Qlipso Inc.
- Website type: Multiuser Content-Sharing Platform
- Owners: Jon Goldman, Co-founder and Chief Executive Officer
- Creators: Ishay Pnueli and Jon Goldman
- Employees: 754
- Website: http://qlipso.com/
- Registration: Free

= Qlipso =

Israeli-American technology company

Qlipso Inc. is an Israeli-American technology company, which builds and operates multi-user content-sharing platforms for Flash-based media. The company's social-viewing platform provided users the ability to view and share various forms of media with others, live or asynchronously.

Since April 2010, the company holds the assets of the online video portal Veoh. In May 2012, Qlipso launched a new personal social video sharing platform, called Mixin, which allows users to find their friend's favorite videos, interact with them on the video itself, and discover the trending videos online in a personalized matter. The platform gained more than 200,000 users in the first days after the official launch.

==Acquisition of Veoh==
On April 8, 2010, it was announced that Qlipso had acquired substantially all of the assets of online video portal Veoh, which in 2008 had approximately 17 million unique visitors monthly. Qlipso used the acquisition to add a broad and established base of users, along with revenue, to its content-sharing service, while integrating its social-viewing features into Veoh's mainstream online video platform.

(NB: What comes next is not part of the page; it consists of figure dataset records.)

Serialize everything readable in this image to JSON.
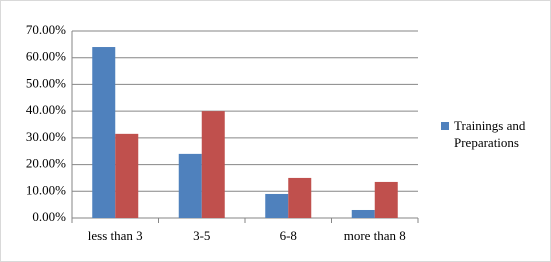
{
  "chart_data": {
    "type": "bar",
    "categories": [
      "less than 3",
      "3-5",
      "6-8",
      "more than 8"
    ],
    "series": [
      {
        "name": "Trainings and Preparations",
        "color": "#4f81bd",
        "values": [
          64,
          24,
          9,
          3
        ]
      },
      {
        "color": "#c0504d",
        "values": [
          31.5,
          40,
          15,
          13.5
        ]
      }
    ],
    "ylim": [
      0,
      70
    ],
    "yticks": [
      {
        "value": 0,
        "label": "0.00%"
      },
      {
        "value": 10,
        "label": "10.00%"
      },
      {
        "value": 20,
        "label": "20.00%"
      },
      {
        "value": 30,
        "label": "30.00%"
      },
      {
        "value": 40,
        "label": "40.00%"
      },
      {
        "value": 50,
        "label": "50.00%"
      },
      {
        "value": 60,
        "label": "60.00%"
      },
      {
        "value": 70,
        "label": "70.00%"
      }
    ],
    "grid": true,
    "legend": "right"
  }
}
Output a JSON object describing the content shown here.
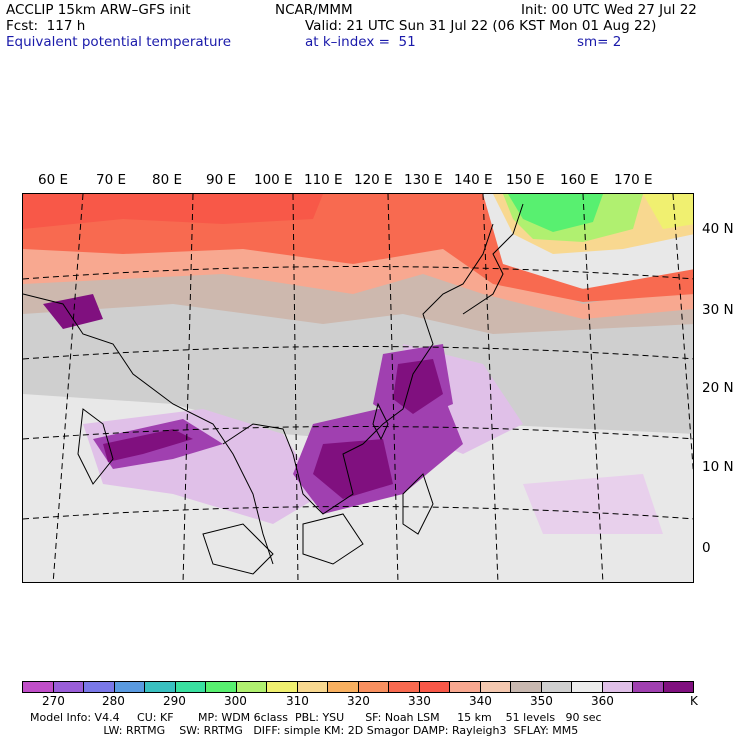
{
  "header": {
    "left_line1": "ACCLIP 15km ARW–GFS init",
    "left_line2": "Fcst:  117 h",
    "left_line3": "Equivalent potential temperature",
    "center_line1": "NCAR/MMM",
    "right_line1": "Init: 00 UTC Wed 27 Jul 22",
    "valid_line": "Valid: 21 UTC Sun 31 Jul 22 (06 KST Mon 01 Aug 22)",
    "level_line": "at k–index =  51",
    "smoothing": "sm= 2"
  },
  "map": {
    "longitude_labels": [
      "60 E",
      "70 E",
      "80 E",
      "90 E",
      "100 E",
      "110 E",
      "120 E",
      "130 E",
      "140 E",
      "150 E",
      "160 E",
      "170 E"
    ],
    "latitude_labels": [
      "40 N",
      "30 N",
      "20 N",
      "10 N",
      "0"
    ]
  },
  "colorbar": {
    "colors": [
      "#c04ec8",
      "#9a5ed8",
      "#7a78e8",
      "#5a9ae0",
      "#3ac0c0",
      "#3ae0a0",
      "#58f070",
      "#b0f070",
      "#f0f070",
      "#f8d890",
      "#f8b060",
      "#f89060",
      "#f86a50",
      "#f85848",
      "#f8a890",
      "#f4c8b0",
      "#c8b8b0",
      "#d0d0d0",
      "#ececec",
      "#e0c0e8",
      "#a040b0",
      "#80107f"
    ],
    "tick_labels": [
      "270",
      "280",
      "290",
      "300",
      "310",
      "320",
      "330",
      "340",
      "350",
      "360"
    ],
    "unit": "K"
  },
  "footer": {
    "line1": "Model Info: V4.4     CU: KF       MP: WDM 6class  PBL: YSU      SF: Noah LSM     15 km    51 levels   90 sec",
    "line2": "                     LW: RRTMG    SW: RRTMG   DIFF: simple KM: 2D Smagor DAMP: Rayleigh3  SFLAY: MM5"
  }
}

==Management and Funding==
Qlipso is led by an international team of established video game and digital media industry veterans. Qlipso was founded in September 2007 by Ishay Pnueli, a veteran of the video game and technology industries. Jon Goldman, who previously founded and served as CEO of the video game development company Foundation 9 Entertainment, joined Qlipso as CEO in early 2009. Qlipso was incubated and funded by Jerusalem Venture Partners and now headquartered in Los Angeles, California, with additional offices in New York City and Jerusalem, Israel.